I started by dicing up the onions and crushing the garlic and ginger. I then fried these off in 2tbsps oil (leaving 1 tsp remaining to fry the rice in later) until they had softened and browned a bit.
Then I chopped up the bird’s-eye chillies – these really pack a punch, less is definitely more (only use one if you’re not a huge fan of spice) – and added them to the pan to fry off for another couple of minutes.
Next up I added the spices and fried them off for a minute or two with the onion, garlic, chilli and ginger, to release the flavours. I added the chicken next and cooked it off for about 5 mins before adding the chicken stock.I brought the whole thing up to them boil and then turned the heat down low to allow it to simmer away (with the top off so that some of the liquid could evaporate).Leaving the curry to simmer for an hour means that the onions melt into the stock which creates the sauce for the curry. They almost dissolve, thickening the liquid, and leaving the top off of the pan allows the rest of the liquid to evaporate. You’ll know it’s done when your sauce is no longer liquid but is thick enough to coat and stick to the chicken a little bit – so it’s just past the watery stage.

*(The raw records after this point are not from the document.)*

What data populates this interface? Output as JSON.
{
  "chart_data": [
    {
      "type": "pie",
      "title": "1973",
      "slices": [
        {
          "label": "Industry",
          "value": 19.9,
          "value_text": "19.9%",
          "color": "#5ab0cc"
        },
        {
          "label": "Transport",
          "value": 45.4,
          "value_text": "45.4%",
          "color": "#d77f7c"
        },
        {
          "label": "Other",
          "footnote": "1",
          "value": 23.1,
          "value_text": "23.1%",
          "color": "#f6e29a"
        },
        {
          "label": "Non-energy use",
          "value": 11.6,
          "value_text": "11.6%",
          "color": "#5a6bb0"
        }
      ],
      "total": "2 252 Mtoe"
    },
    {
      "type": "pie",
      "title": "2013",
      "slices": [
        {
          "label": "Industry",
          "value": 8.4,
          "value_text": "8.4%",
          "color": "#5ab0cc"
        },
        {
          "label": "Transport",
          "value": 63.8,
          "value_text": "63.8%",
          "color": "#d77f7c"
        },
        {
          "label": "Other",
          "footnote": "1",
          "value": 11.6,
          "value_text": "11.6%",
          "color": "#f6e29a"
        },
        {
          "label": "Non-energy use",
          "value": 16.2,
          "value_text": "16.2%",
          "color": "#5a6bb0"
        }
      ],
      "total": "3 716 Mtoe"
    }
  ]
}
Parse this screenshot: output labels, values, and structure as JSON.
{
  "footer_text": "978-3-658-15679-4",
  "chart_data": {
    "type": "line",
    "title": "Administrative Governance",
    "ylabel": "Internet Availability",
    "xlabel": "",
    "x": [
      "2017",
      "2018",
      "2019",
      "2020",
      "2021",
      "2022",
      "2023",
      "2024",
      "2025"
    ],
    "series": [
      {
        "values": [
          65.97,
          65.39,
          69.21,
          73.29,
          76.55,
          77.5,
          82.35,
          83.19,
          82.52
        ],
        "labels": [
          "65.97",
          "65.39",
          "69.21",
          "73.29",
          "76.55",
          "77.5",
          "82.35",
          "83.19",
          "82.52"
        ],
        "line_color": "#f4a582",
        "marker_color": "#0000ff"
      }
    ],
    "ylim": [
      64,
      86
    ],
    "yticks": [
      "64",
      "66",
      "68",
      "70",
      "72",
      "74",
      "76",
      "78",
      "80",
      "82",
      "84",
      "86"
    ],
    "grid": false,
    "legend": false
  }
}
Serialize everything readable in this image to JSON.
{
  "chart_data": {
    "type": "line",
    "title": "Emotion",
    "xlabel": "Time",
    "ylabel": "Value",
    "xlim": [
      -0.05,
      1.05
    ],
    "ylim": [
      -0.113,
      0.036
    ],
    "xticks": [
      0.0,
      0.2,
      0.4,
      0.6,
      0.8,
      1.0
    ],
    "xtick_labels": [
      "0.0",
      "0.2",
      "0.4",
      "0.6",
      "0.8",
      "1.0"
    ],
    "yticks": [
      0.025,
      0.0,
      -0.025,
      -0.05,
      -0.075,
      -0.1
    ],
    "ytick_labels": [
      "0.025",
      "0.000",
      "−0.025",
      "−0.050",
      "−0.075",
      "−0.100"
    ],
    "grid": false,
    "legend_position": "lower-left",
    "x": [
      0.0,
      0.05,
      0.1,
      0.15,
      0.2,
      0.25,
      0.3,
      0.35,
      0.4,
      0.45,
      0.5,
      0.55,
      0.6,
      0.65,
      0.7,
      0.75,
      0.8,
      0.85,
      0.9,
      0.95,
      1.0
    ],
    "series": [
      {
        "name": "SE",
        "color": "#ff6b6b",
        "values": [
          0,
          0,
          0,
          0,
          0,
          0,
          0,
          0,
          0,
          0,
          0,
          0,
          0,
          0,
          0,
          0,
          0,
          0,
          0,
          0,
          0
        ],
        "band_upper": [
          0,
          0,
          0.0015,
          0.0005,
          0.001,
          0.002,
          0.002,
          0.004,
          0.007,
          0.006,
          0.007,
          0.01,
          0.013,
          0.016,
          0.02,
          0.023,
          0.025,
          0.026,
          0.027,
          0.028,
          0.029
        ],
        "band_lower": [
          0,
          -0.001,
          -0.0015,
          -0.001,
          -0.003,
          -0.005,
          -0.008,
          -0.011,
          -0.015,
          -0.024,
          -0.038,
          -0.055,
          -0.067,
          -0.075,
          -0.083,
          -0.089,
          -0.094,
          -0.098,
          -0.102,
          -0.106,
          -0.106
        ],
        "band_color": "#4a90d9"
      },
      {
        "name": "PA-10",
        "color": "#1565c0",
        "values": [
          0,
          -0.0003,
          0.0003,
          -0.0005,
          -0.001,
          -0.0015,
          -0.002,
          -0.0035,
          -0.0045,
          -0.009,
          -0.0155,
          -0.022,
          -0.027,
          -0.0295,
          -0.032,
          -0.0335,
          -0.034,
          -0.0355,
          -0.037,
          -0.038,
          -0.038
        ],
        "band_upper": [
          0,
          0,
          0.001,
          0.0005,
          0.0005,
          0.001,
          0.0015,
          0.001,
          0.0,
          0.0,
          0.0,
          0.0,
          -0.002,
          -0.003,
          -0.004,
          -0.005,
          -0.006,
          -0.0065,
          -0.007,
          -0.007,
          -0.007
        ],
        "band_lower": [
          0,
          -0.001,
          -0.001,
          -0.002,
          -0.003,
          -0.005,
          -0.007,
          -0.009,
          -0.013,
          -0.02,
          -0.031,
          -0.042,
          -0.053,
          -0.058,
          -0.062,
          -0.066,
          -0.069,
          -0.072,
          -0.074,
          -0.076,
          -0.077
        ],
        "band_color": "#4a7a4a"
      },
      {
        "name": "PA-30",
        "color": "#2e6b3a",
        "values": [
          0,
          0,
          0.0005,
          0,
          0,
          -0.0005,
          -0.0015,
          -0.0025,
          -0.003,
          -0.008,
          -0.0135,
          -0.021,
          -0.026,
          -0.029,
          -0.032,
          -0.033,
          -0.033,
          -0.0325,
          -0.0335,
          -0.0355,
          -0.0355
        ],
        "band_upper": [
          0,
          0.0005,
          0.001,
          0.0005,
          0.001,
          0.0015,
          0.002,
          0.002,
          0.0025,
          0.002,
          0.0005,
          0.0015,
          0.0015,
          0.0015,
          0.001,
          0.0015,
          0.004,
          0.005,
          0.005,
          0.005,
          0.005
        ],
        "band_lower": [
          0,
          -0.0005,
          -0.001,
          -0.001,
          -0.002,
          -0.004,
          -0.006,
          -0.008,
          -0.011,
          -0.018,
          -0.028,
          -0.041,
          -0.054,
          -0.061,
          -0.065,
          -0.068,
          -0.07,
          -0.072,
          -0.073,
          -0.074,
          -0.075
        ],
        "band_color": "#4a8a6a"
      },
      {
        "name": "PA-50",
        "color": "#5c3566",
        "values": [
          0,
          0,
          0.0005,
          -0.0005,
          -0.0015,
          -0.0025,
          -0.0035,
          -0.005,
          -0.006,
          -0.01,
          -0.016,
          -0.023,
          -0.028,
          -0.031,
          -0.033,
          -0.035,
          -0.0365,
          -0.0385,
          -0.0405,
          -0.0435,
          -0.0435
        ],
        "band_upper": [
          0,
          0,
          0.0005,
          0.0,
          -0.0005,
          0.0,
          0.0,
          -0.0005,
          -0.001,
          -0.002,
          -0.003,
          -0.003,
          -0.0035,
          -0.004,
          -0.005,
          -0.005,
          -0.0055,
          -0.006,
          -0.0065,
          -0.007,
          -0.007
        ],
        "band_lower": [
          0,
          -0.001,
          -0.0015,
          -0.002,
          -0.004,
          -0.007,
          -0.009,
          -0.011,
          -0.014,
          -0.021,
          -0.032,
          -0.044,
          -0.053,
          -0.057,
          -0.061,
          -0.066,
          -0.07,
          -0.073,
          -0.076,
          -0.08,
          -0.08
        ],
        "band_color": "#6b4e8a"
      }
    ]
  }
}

When the curry was almost ready it was time to get on with the rice – Basmati for Dan and cauliflower rice for me. I riced half a small head of cauliflower by pulsing it in the food processor until the pieces were small enough to resemble rice. Then I stir fried the cauliflower rice in a tsp of olive oil , plenty of salt and pepper and a squeeze of lime juice. This only takes a minute or two until the cauliflower begins to soften. I washed Dan’s rice in a sieve under the tap to remove the starch and then added it to a pan of boiling water to cook for 15mins.At this point you are ready to plate up but make sure to remove the cardamom pods before serving. I piled the cauliflower rice into a bowl and added some of the chicken and the delicious sauce. A dollop of yoghurt on the top and it was ready to serve.Because the chicken had been cooking for so long, it was really tender and had absorbed all of the flavours from the sauce. The yoghurt just took the edge off the spiciness and was a perfect accompaniment and the cauliflower rice worked really well, soaking up a lot of the sauce and adding an extra texture. The whole dish was tasty, spicy and very satisfying – it really warmed us up on a cold evening – Can’t predict the British Summertime!